Маша вообще в последнее время стала отлично слышать. Отлично – но избирательно. Только вот такие орнаментальные звуки, не приводящие к мыслям, как музыка без мелодии.
Она – девочка, с детства задействованная на интеллекте, впервые в жизни боялась думать. Любая мысль через цепочку на счет раз-два приводила к черному выжженному кругу в сердце, прямо по центру. Любой предмет мог быть связан с воспоминанием. Любой отрывок песни. Картинка в журнале. Фотография. Чтобы не вспоминать, она предпочитала слышать только простейшие звуки, как те капли или жужжание мухи. Или замечать простейшие цвета: вроде этого красного и голубого на ковре. Ни в коем случае не смешивать! Вот, к примеру – багровый… Багровый был опасен, он таил ассоциации. Но хуже всего – была фотография погибшего отца, висевшая напротив. Глаза на портрете, смотревшие, Маша знала, прямо на нее.

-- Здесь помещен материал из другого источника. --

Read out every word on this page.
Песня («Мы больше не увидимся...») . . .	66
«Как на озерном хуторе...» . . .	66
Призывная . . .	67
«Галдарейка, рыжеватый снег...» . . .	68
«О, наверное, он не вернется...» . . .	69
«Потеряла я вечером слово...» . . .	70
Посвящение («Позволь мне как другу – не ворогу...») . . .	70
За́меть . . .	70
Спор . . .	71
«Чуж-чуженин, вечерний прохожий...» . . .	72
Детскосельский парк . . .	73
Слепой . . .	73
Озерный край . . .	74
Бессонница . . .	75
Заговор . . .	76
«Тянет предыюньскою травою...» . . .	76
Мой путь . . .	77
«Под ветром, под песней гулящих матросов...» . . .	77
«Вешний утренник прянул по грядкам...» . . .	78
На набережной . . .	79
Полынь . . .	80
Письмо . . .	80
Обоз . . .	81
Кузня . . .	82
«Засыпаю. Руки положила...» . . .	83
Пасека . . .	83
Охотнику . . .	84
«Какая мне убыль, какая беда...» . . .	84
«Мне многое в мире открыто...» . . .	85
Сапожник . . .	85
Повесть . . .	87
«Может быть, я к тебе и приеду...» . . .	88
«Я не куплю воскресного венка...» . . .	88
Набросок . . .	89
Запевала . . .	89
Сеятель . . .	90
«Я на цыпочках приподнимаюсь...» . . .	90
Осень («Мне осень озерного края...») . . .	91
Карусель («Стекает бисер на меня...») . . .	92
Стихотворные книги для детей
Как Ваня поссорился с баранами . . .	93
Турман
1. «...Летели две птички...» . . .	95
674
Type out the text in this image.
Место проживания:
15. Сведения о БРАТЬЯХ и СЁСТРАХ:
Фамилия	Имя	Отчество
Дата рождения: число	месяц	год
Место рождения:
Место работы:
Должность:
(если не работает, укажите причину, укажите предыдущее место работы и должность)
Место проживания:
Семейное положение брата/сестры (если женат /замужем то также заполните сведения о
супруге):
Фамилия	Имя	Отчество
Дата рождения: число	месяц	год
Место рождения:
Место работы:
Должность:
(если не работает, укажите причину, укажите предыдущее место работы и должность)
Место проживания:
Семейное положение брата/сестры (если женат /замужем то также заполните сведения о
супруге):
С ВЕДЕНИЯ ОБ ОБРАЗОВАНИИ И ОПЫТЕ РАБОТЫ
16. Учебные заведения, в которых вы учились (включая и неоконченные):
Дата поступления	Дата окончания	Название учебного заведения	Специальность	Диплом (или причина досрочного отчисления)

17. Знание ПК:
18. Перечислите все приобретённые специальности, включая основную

– Не сейчас, папа, – прошептала она, сомкнув веки. – Подожди.
Он
Шум моря. Вот что он помнил из своего детства. Не тот, который сопровождает купание с ватагой сверстников где-нибудь в Крыму, или звучит, когда дрожащими от холода пальцами (Прикройся от ветра! Ну сколько можно тебя звать из воды? Заболеть хочешь?!) прямо на пляже чистишь яйцо вкрутую, или откусываешь – сладострастно – от южной роскошной помидорины, высасывая сок и жмуря глаза от счастья и от солнца.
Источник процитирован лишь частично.